Roman de Paolo Cognetti. À paraître.
Pietro grandit à Milan avec son père chimiste et sa mère infirmière. Chaque été, la famille part dans le Val d’Aoste, à Grana. Le gamin suit son père dans d’interminables et répétées ascensions dans la montagne : l’homme est fasciné par les hauteurs et le trajet vers les cimes. « La forêt n’avait aucune grâce à ses yeux. […] Pour mon père, la forêt n’était rien d’autre qu’un passage obligé avant la haute montagne. » (p. 50) Mais Pietro rencontre Bruno et les deux garçons nouent une amitié solide faite de baignades dans les torrents et d’exploration entre les sapins. Chaque été, les gamins s’aventurent plus loin. « Notre amitié semblait vivre un été sans fin. » (p. 78) Cette relation permet à Pietro de supporter les randonnées éprouvantes que son père lui impose. « Aucune récompense ne nous attendait là-haut : hormis l’impossibilité de monter davantage, le sommet n’avait vraiment rien de particulier. » (p. 55) Pas étonnant qu’en grandissant, Pietro s’éloigne de la montagne et lui préfère la ville. À la mort de son père, Pietro revient à Grana : il y trouve un héritage particulier qu’il doit partager avec Bruno. Ces retrouvailles sont alors l’occasion de revenir sur sa jeunesse et de se rapprocher enfin de son père. « Un lieu que l’on a aimé enfant peut paraître complètement différemment à des yeux d’adultes et se révéler une déception, à moins qu’il ne nous rappelle celui que l’on n’est plus, et nous colle une profonde tristesse. » (p. 130) Pietro achève de grandir en acceptant le cadeau de son père et réapprend à aimer la montagne et à en voir la beauté, au point d’accepter par la suite de nombreuses missions au Népal, sur d’autres sommets et sous d’autres altitudes. « Qui redescendrait, s’il avait le choix ? » (p. 244)

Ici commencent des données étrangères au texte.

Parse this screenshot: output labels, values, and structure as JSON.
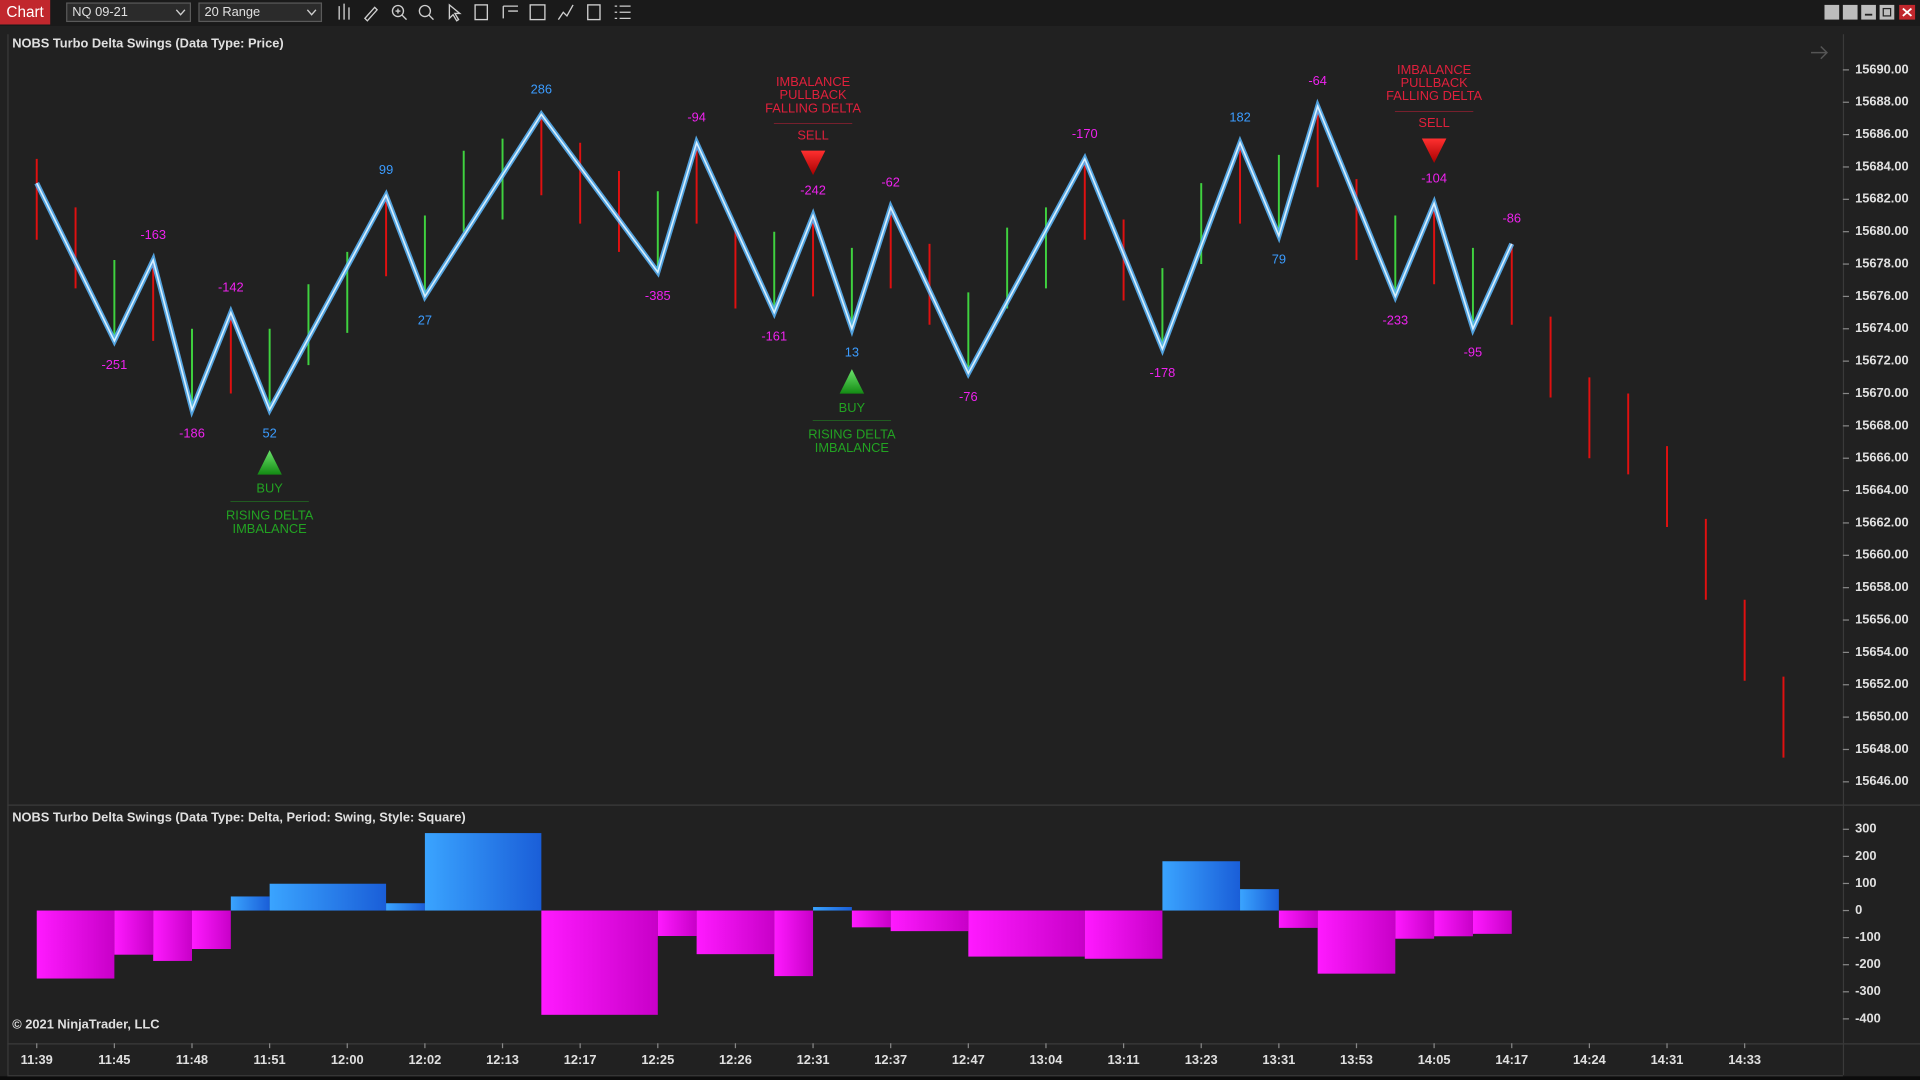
{
  "toolbar": {
    "app_label": "Chart",
    "instrument": "NQ 09-21",
    "bar_type": "20 Range"
  },
  "copyright": "© 2021 NinjaTrader, LLC",
  "chart_data": [
    {
      "type": "candlestick",
      "title": "NOBS Turbo Delta Swings (Data Type: Price)",
      "categories": [
        "11:39",
        null,
        "11:45",
        null,
        "11:48",
        null,
        "11:51",
        null,
        "12:00",
        null,
        "12:02",
        null,
        "12:13",
        null,
        "12:17",
        null,
        "12:25",
        null,
        "12:26",
        null,
        "12:31",
        null,
        "12:37",
        null,
        "12:47",
        null,
        "13:04",
        null,
        "13:11",
        null,
        "13:23",
        null,
        "13:31",
        null,
        "13:53",
        null,
        "14:05",
        null,
        "14:17",
        null,
        "14:24",
        null,
        "14:31",
        null,
        "14:33",
        null
      ],
      "open": [
        15684.5,
        15681.5,
        15673.25,
        15678.25,
        15669,
        15675,
        15669,
        15671.75,
        15673.75,
        15682.25,
        15676,
        15680,
        15680.75,
        15687.25,
        15685.5,
        15683.75,
        15677.5,
        15685.5,
        15680.25,
        15675,
        15681,
        15674,
        15681.5,
        15679.25,
        15671.25,
        15675.25,
        15676.5,
        15684.5,
        15680.75,
        15672.75,
        15678,
        15685.5,
        15679.75,
        15687.75,
        15683.25,
        15676,
        15681.75,
        15674,
        15679.25,
        15674.75,
        15671,
        15670,
        15666.75,
        15662.25,
        15657.25,
        15652.5
      ],
      "close": [
        15679.5,
        15676.5,
        15678.25,
        15673.25,
        15674,
        15670,
        15674,
        15676.75,
        15678.75,
        15677.25,
        15681,
        15685,
        15685.75,
        15682.25,
        15680.5,
        15678.75,
        15682.5,
        15680.5,
        15675.25,
        15680,
        15676,
        15679,
        15676.5,
        15674.25,
        15676.25,
        15680.25,
        15681.5,
        15679.5,
        15675.75,
        15677.75,
        15683,
        15680.5,
        15684.75,
        15682.75,
        15678.25,
        15681,
        15676.75,
        15679,
        15674.25,
        15669.75,
        15666,
        15665,
        15661.75,
        15657.25,
        15652.25,
        15647.5
      ],
      "up_color": "#3fd23f",
      "down_color": "#e01010",
      "ylim": [
        15644.6,
        15692.2
      ],
      "yticks": [
        {
          "value": 15690,
          "label": "15690.00"
        },
        {
          "value": 15688,
          "label": "15688.00"
        },
        {
          "value": 15686,
          "label": "15686.00"
        },
        {
          "value": 15684,
          "label": "15684.00"
        },
        {
          "value": 15682,
          "label": "15682.00"
        },
        {
          "value": 15680,
          "label": "15680.00"
        },
        {
          "value": 15678,
          "label": "15678.00"
        },
        {
          "value": 15676,
          "label": "15676.00"
        },
        {
          "value": 15674,
          "label": "15674.00"
        },
        {
          "value": 15672,
          "label": "15672.00"
        },
        {
          "value": 15670,
          "label": "15670.00"
        },
        {
          "value": 15668,
          "label": "15668.00"
        },
        {
          "value": 15666,
          "label": "15666.00"
        },
        {
          "value": 15664,
          "label": "15664.00"
        },
        {
          "value": 15662,
          "label": "15662.00"
        },
        {
          "value": 15660,
          "label": "15660.00"
        },
        {
          "value": 15658,
          "label": "15658.00"
        },
        {
          "value": 15656,
          "label": "15656.00"
        },
        {
          "value": 15654,
          "label": "15654.00"
        },
        {
          "value": 15652,
          "label": "15652.00"
        },
        {
          "value": 15650,
          "label": "15650.00"
        },
        {
          "value": 15648,
          "label": "15648.00"
        },
        {
          "value": 15646,
          "label": "15646.00"
        }
      ],
      "swings": {
        "color": "#5ab8ff",
        "x": [
          0,
          2,
          3,
          4,
          5,
          6,
          9,
          10,
          13,
          16,
          17,
          19,
          20,
          21,
          22,
          24,
          27,
          29,
          31,
          32,
          33,
          35,
          36,
          37,
          38
        ],
        "values": [
          15683,
          15673.25,
          15678.25,
          15669,
          15675,
          15669,
          15682.25,
          15676,
          15687.25,
          15677.5,
          15685.5,
          15675,
          15681,
          15674,
          15681.5,
          15671.25,
          15684.5,
          15672.75,
          15685.5,
          15679.75,
          15687.75,
          15676,
          15681.75,
          15674,
          15679.25
        ],
        "deltas": [
          null,
          -251,
          -163,
          -186,
          -142,
          52,
          99,
          27,
          286,
          -385,
          -94,
          -161,
          -242,
          13,
          -62,
          -76,
          -170,
          -178,
          182,
          79,
          -64,
          -233,
          -104,
          -95,
          -86
        ],
        "positive_color": "#3b9cff",
        "negative_color": "#ee22ee"
      },
      "signals": [
        {
          "x": 6,
          "type": "BUY",
          "text": [
            "RISING DELTA",
            "IMBALANCE"
          ]
        },
        {
          "x": 20,
          "type": "SELL",
          "text": [
            "IMBALANCE",
            "PULLBACK",
            "FALLING DELTA"
          ]
        },
        {
          "x": 21,
          "type": "BUY",
          "text": [
            "RISING DELTA",
            "IMBALANCE"
          ]
        },
        {
          "x": 36,
          "type": "SELL",
          "text": [
            "IMBALANCE",
            "PULLBACK",
            "FALLING DELTA"
          ]
        }
      ],
      "signal_colors": {
        "BUY": "#22a322",
        "SELL": "#e0203c"
      }
    },
    {
      "type": "bar",
      "title": "NOBS Turbo Delta Swings (Data Type: Delta, Period: Swing, Style: Square)",
      "ylim": [
        -490,
        378
      ],
      "yticks": [
        300,
        200,
        100,
        0,
        -100,
        -200,
        -300,
        -400
      ],
      "positive_colors": [
        "#3aa4ff",
        "#1a5ed8"
      ],
      "negative_colors": [
        "#ff1aff",
        "#c800c8"
      ]
    }
  ]
}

Avec ce roman, Paolo Cognetti a récemment obtenu le prix Strega, équivalent de notre prix Goncourt. C’est largement mérité et je vois bien Les huit montagnes sur la liste du prix Médicis. L’auteur parle avec talent de la filiation qui est à la fois un poids et un bienfait. Il montre un monde qui se meurt : les sommets et les pentes sont désertés au profit des villes. Il semble désormais impossible de vivre comme un montagnard, quel que soit le désir que l’on en ait. Le temps qui passe est aussi meurtrier : s’il donne aux souvenirs une patine exquise, il ferme des portes et empêche de retrouver ce qui était cher aux yeux, au cœur et à l’âme. « Dans certaines vies, il existe des montagnes auxquelles il est impossible de retourner. » (p. 299) Les huit montagnes est un roman puissant, d’une grande beauté et dont certaines phrases sublimes donnent le vertige.